Wir halten dieses für den richtigen Weg und deshalb muss die Einbeziehung dieser Externen auch im Organisationsstreit, im Organisationsrecht ihren Widerhall finden. Deshalb haben wir der Enquetekommission das Recht eingeräumt, sich selbst eine Geschäftsordnung zu geben.
Die CDU argumentiert in ihrer Klage, dass gerade weil die externen Sachverständigen, die nicht Mitglieder des Landtages sind, mitarbeiten und in der Kommission sogar in der Mehrheit sind, gerade deshalb der Landtag hätte die Geschäftsordnungsbefugnis nicht an die Kommission delegieren dürfen. Herr Dr. Born hat dieses eben auch noch mal vorgetragen.

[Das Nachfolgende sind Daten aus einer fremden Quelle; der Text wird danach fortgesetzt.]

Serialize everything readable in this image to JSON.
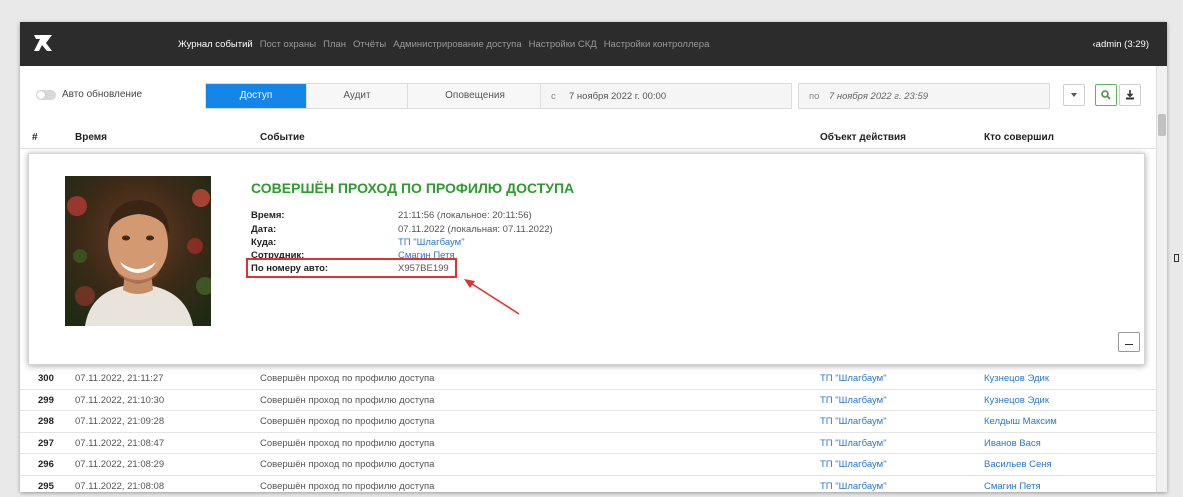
{
  "header": {
    "nav": [
      "Журнал событий",
      "Пост охраны",
      "План",
      "Отчёты",
      "Администрирование доступа",
      "Настройки СКД",
      "Настройки контроллера"
    ],
    "active_nav": 0,
    "user": "admin (3:29)"
  },
  "filters": {
    "auto_update_label": "Авто обновление",
    "tabs": [
      "Доступ",
      "Аудит",
      "Оповещения"
    ],
    "from_prefix": "с",
    "from_value": "7 ноября 2022 г. 00:00",
    "to_prefix": "по",
    "to_value": "7 ноября 2022 г. 23:59"
  },
  "table_headers": {
    "num": "#",
    "time": "Время",
    "event": "Событие",
    "object": "Объект действия",
    "actor": "Кто совершил"
  },
  "detail": {
    "title": "СОВЕРШЁН ПРОХОД ПО ПРОФИЛЮ ДОСТУПА",
    "fields": [
      {
        "key": "Время:",
        "value": "21:11:56 (локальное: 20:11:56)"
      },
      {
        "key": "Дата:",
        "value": "07.11.2022 (локальная: 07.11.2022)"
      },
      {
        "key": "Куда:",
        "value": "ТП \"Шлагбаум\""
      },
      {
        "key": "Сотрудник:",
        "value": "Смагин Петя"
      },
      {
        "key": "По номеру авто:",
        "value": "Х957ВЕ199"
      }
    ]
  },
  "rows": [
    {
      "num": "300",
      "time": "07.11.2022, 21:11:27",
      "event": "Совершён проход по профилю доступа",
      "object": "ТП \"Шлагбаум\"",
      "actor": "Кузнецов Эдик"
    },
    {
      "num": "299",
      "time": "07.11.2022, 21:10:30",
      "event": "Совершён проход по профилю доступа",
      "object": "ТП \"Шлагбаум\"",
      "actor": "Кузнецов Эдик"
    },
    {
      "num": "298",
      "time": "07.11.2022, 21:09:28",
      "event": "Совершён проход по профилю доступа",
      "object": "ТП \"Шлагбаум\"",
      "actor": "Келдыш Максим"
    },
    {
      "num": "297",
      "time": "07.11.2022, 21:08:47",
      "event": "Совершён проход по профилю доступа",
      "object": "ТП \"Шлагбаум\"",
      "actor": "Иванов Вася"
    },
    {
      "num": "296",
      "time": "07.11.2022, 21:08:29",
      "event": "Совершён проход по профилю доступа",
      "object": "ТП \"Шлагбаум\"",
      "actor": "Васильев Сеня"
    },
    {
      "num": "295",
      "time": "07.11.2022, 21:08:08",
      "event": "Совершён проход по профилю доступа",
      "object": "ТП \"Шлагбаум\"",
      "actor": "Смагин Петя"
    }
  ],
  "colors": {
    "accent": "#1586e9",
    "event_title": "#2d9b2d",
    "link": "#2a77c9",
    "highlight": "#e53030",
    "topbar": "#2c2c2c"
  }
}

Ich, meine Damen und Herren, halte dieses für falsch. Gerade umgekehrt wird ein Schuh draus. Wenn man nicht will, dass es von Anfang an Kommissionsmitglieder erster und zweiter Ordnung gibt, dann muss man gerade solche Regelungen schaffen, dass alle Kommissionsmitglieder mit gleichen Rechten ausgestattet sind. Die SPD-Fraktion will diese Gleichheit gleichsam als Grundsatz unserer parlamentarischen Arbeit.
Meine Damen und Herren, die Experten, die wir aufgrund ihres Sachverstandes haben wollen, sind doch kein Feigenblatt, um letztlich Entscheidungen vorzubereiten, die wir uns schon im geheimen Kämmerlein ausgedacht haben. Glauben Sie ernsthaft, Sachverständige mit hoher Reputation zu finden, wenn sie diesen mitteilen, dass sie durchaus mitbestimmen können, aber nicht bei der allerwichtigsten Frage, nämlich der Besetzung des Vorsitzes? Der soll nach Ihrer Meinung ohne die Sachverständigen vergeben werden.
(Dr. Armin Jäger, CDU: Weil es ein Land- tagsausschuss ist. – Dr. Ulrich Born, CDU: Ja, weil es ein Gremium des Landtages ist.)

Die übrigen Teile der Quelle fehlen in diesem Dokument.